VICTORIAN fuel tanker driver Ben Johns won highway bragging rights of a lifetime as he was crowned Australia's Best Driver at the Scania Driver Competition on the Gold Coast this month.
Demonstrating both technical and theoretical driving skills against the nation's best transport workers, Mr Johns was shocked by the win.
"Wow, I just wasn't expecting it," he said after the announcement.
It was matter of second time lucky for the Matthews Petroleum driver, who also previously qualified for the final round of the Scania titles in 2012.
"It was hard to tell who was in the lead; it's a tough competition - the technical driving part of the course was definitely the hardest," he said.
Working as a fuel tanker driver for the past seven years, Mr Johns said it was the skills of the other drivers and a chance to learn off driver training experts that made the event.
The Scania Truck Driver of the Year competition, which runs in more than 40 other nations, aims to highlight both the transport sector and the skilled professionals who work within it.
Out of the original 500 applicants across Australia, only a selection of 12 qualifiers made it to the Gold Coast Racecourse to tackle the finals.
"There are a number of phases a driver needs to get to before they reach this stage," Scania spokesman Alexander Corne said.
"First, we go through the applications and then there is a phone interview round on road safety."
Once they make the final stage, the finalists undertake an obstacle course which includes a range of tight driving challenges.
The drivers then take part in a 30-minute inner city circuit and a practice media interview.
"Each checkpoint is designed to test a particular skill, whether that is reversing, parking or spatial awareness," Mr Corne said.
"Part of this competition is about raising awareness for the industry, so we included the media component.
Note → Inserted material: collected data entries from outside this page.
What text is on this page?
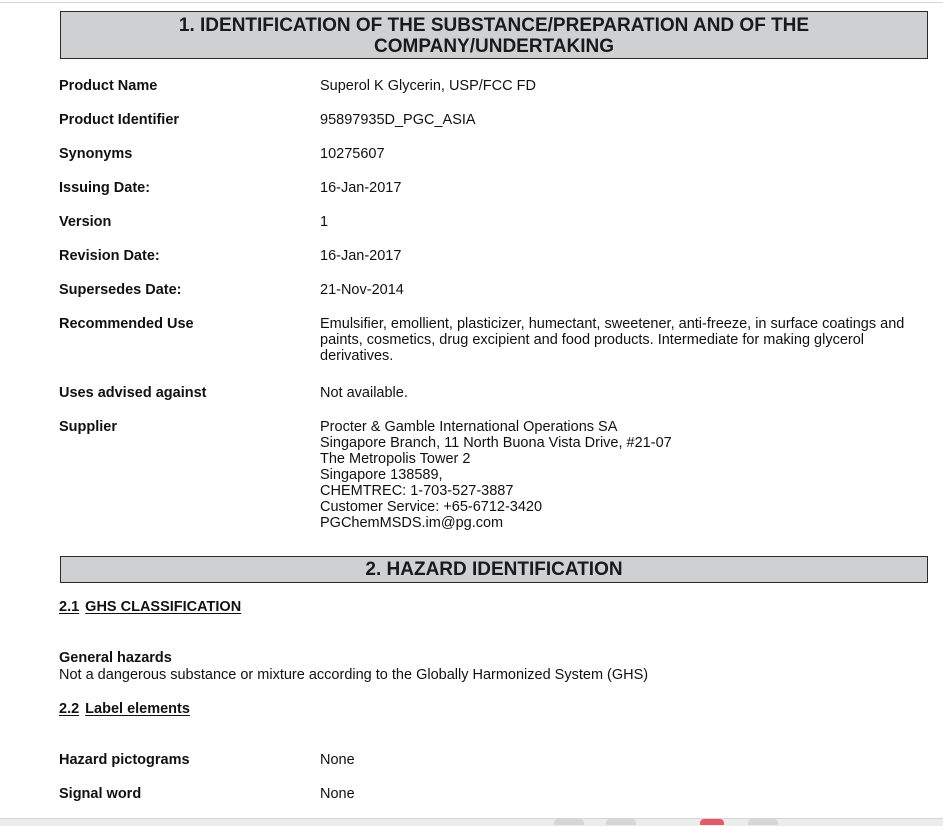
1. IDENTIFICATION OF THE SUBSTANCE/PREPARATION AND OF THE COMPANY/UNDERTAKING
Product Name	Superol K Glycerin, USP/FCC FD
Product Identifier	95897935D_PGC_ASIA
Synonyms	10275607
Issuing Date:	16-Jan-2017
Version	1
Revision Date:	16-Jan-2017
Supersedes Date:	21-Nov-2014
Recommended Use	Emulsifier, emollient, plasticizer, humectant, sweetener, anti-freeze, in surface coatings and paints, cosmetics, drug excipient and food products. Intermediate for making glycerol derivatives.
Uses advised against	Not available.
Supplier	Procter & Gamble International Operations SA
Singapore Branch, 11 North Buona Vista Drive, #21-07
The Metropolis Tower 2
Singapore 138589,
CHEMTREC: 1-703-527-3887
Customer Service: +65-6712-3420
PGChemMSDS.im@pg.com
2. HAZARD IDENTIFICATION
2.1 GHS CLASSIFICATION
General hazards
Not a dangerous substance or mixture according to the Globally Harmonized System (GHS)
2.2 Label elements
Hazard pictograms	None
Signal word	None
We think it's important the winner can also be a good public spokesman."
While there is no international Scania competition, Australian truckies rate well on a points comparison.
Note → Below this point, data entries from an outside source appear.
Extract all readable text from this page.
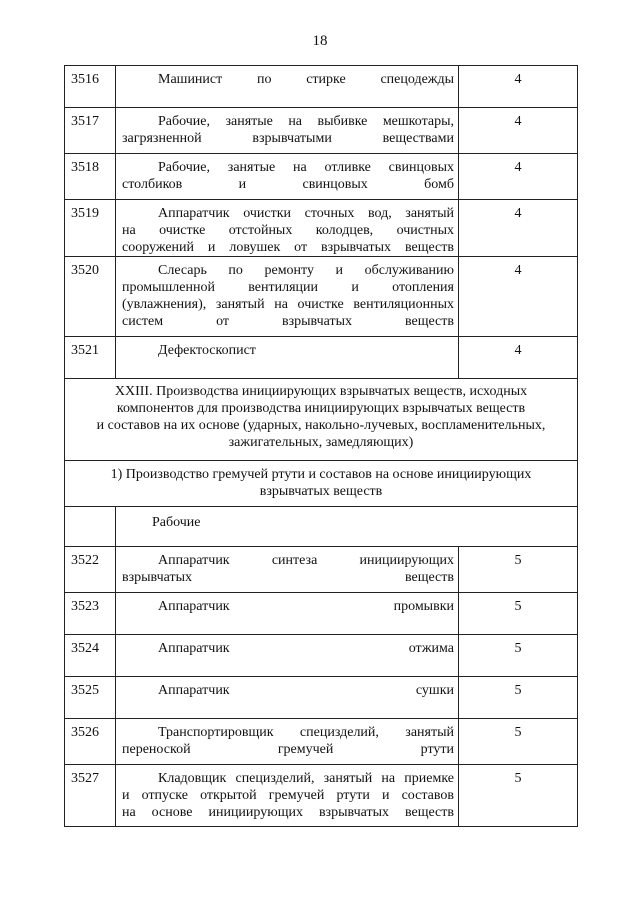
18
3516	Машинист по стирке спецодежды	4
3517	Рабочие, занятые на выбивке мешкотары,
загрязненной взрывчатыми веществами	4
3518	Рабочие, занятые на отливке свинцовых
столбиков и свинцовых бомб	4
3519	Аппаратчик очистки сточных вод, занятый
на очистке отстойных колодцев, очистных
сооружений и ловушек от взрывчатых веществ	4
3520	Слесарь по ремонту и обслуживанию
промышленной вентиляции и отопления
(увлажнения), занятый на очистке вентиляционных
систем от взрывчатых веществ	4
3521	Дефектоскопист	4

XXIII. Производства инициирующих взрывчатых веществ, исходных
компонентов для производства инициирующих взрывчатых веществ
и составов на их основе (ударных, накольно-лучевых, воспламенительных,
зажигательных, замедляющих)		

1) Производство гремучей ртути и составов на основе инициирующих
взрывчатых веществ		

	Рабочие	
3522	Аппаратчик синтеза инициирующих
взрывчатых веществ	5
3523	Аппаратчик промывки	5
3524	Аппаратчик отжима	5
3525	Аппаратчик сушки	5
3526	Транспортировщик специзделий, занятый
переноской гремучей ртути	5
3527	Кладовщик специзделий, занятый на приемке
и отпуске открытой гремучей ртути и составов
на основе инициирующих взрывчатых веществ	5
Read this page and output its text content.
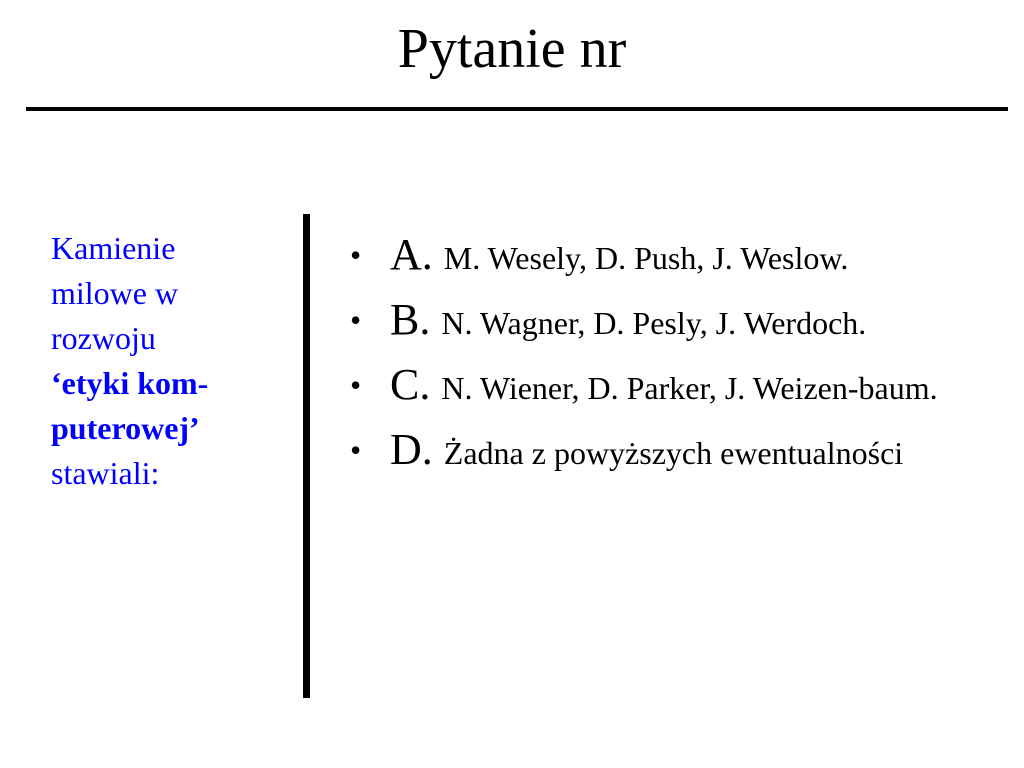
Pytanie nr
Kamienie
milowe w
rozwoju
‘etyki kom-
puterowej’
stawiali:
• A. M. Wesely, D. Push, J. Weslow.
• B. N. Wagner, D. Pesly, J. Werdoch.
• C. N. Wiener, D. Parker, J. Weizen-baum.
• D. Żadna z powyższych ewentualności
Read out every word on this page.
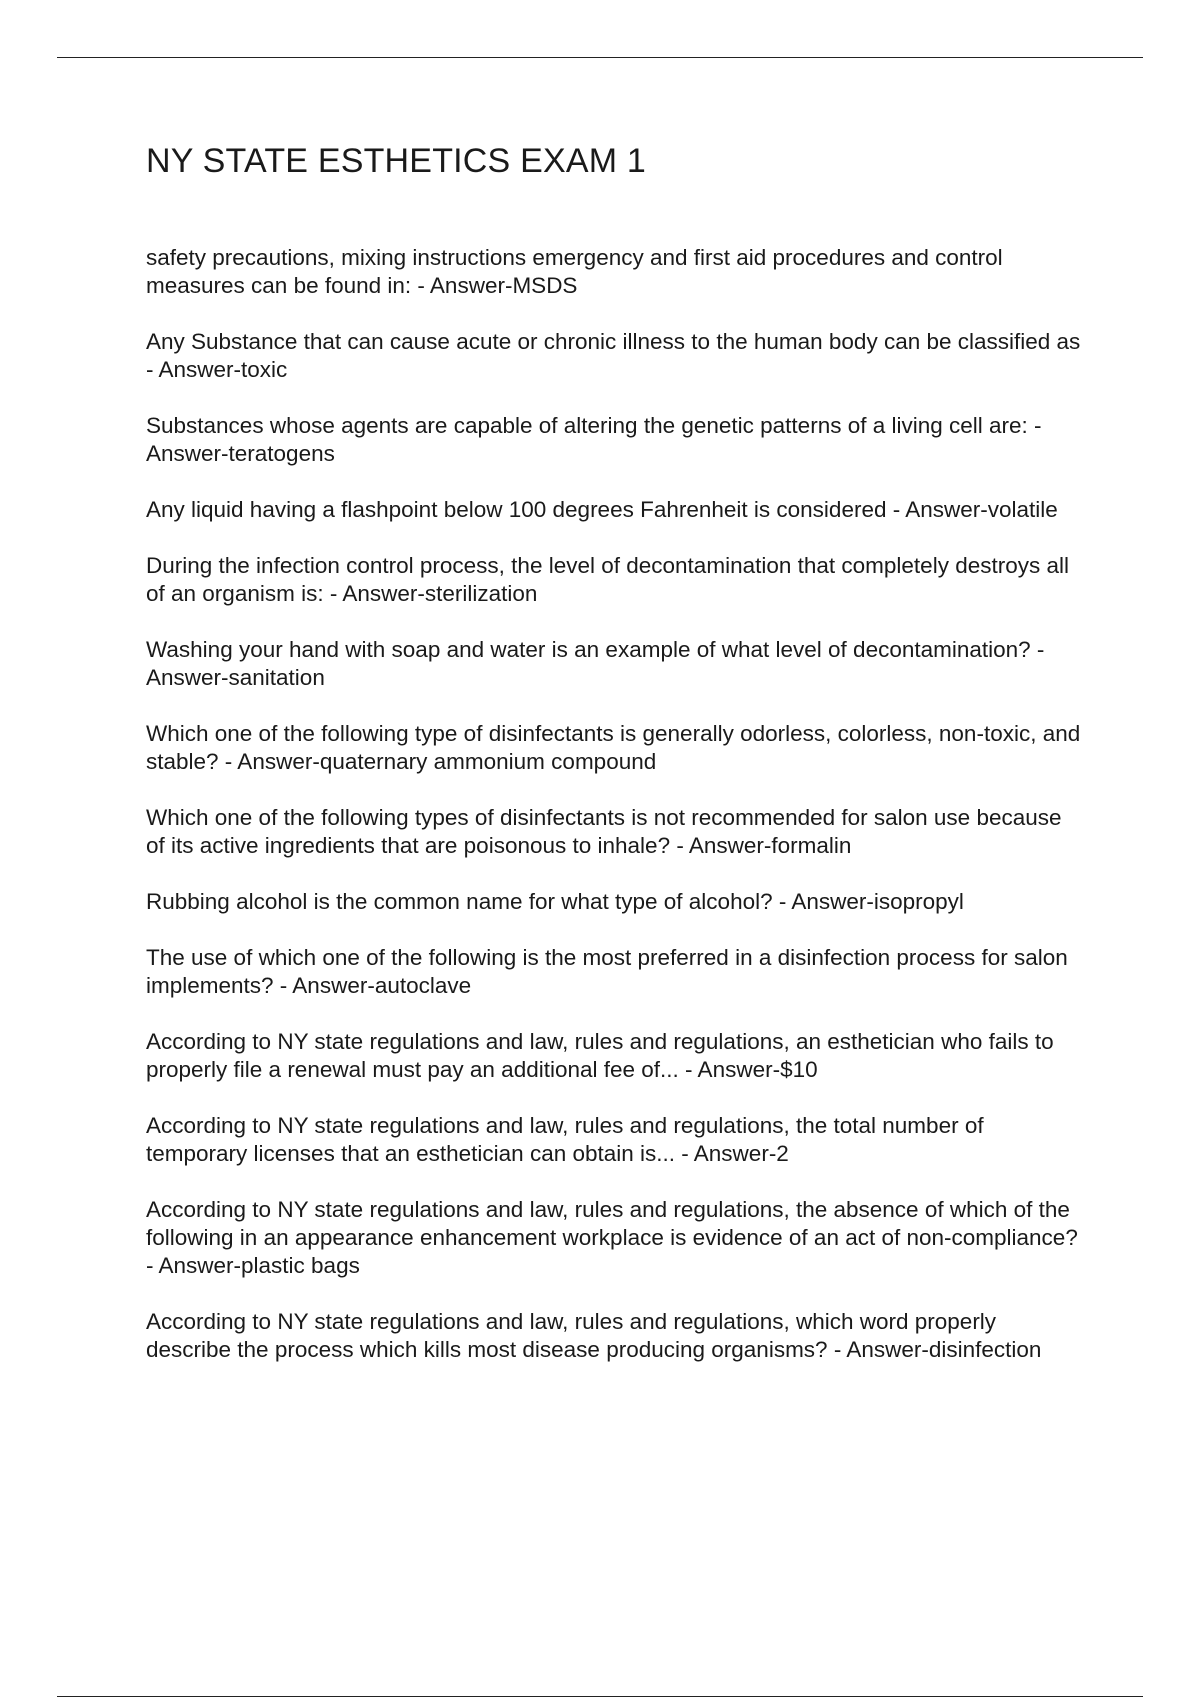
NY STATE ESTHETICS EXAM 1
safety precautions, mixing instructions emergency and first aid procedures and control measures can be found in: - Answer-MSDS
Any Substance that can cause acute or chronic illness to the human body can be classified as - Answer-toxic
Substances whose agents are capable of altering the genetic patterns of a living cell are: - Answer-teratogens
Any liquid having a flashpoint below 100 degrees Fahrenheit is considered - Answer-volatile
During the infection control process, the level of decontamination that completely destroys all of an organism is: - Answer-sterilization
Washing your hand with soap and water is an example of what level of decontamination? - Answer-sanitation
Which one of the following type of disinfectants is generally odorless, colorless, non-toxic, and stable? - Answer-quaternary ammonium compound
Which one of the following types of disinfectants is not recommended for salon use because of its active ingredients that are poisonous to inhale? - Answer-formalin
Rubbing alcohol is the common name for what type of alcohol? - Answer-isopropyl
The use of which one of the following is the most preferred in a disinfection process for salon implements? - Answer-autoclave
According to NY state regulations and law, rules and regulations, an esthetician who fails to properly file a renewal must pay an additional fee of... - Answer-$10
According to NY state regulations and law, rules and regulations, the total number of temporary licenses that an esthetician can obtain is... - Answer-2
According to NY state regulations and law, rules and regulations, the absence of which of the following in an appearance enhancement workplace is evidence of an act of non-compliance? - Answer-plastic bags
According to NY state regulations and law, rules and regulations, which word properly describe the process which kills most disease producing organisms? - Answer-disinfection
"Because road rules and driving styles are so different from country to country, it's impossible to hold an international competition," the industry expert said.
"In saying that, Australian drivers are up to standard.
"We have a very different set of skills compared with Europe, our drivers are used to driving much longer distances in tough conditions."
Commercial Vehicle Industry Association of Queensland CEO Brett Wright said he would like to see more road safety and industry-wide initiatives.
"I'm proud to say this is a very co-operative industry, heavily involved in road safety and it shows at events like this," he said.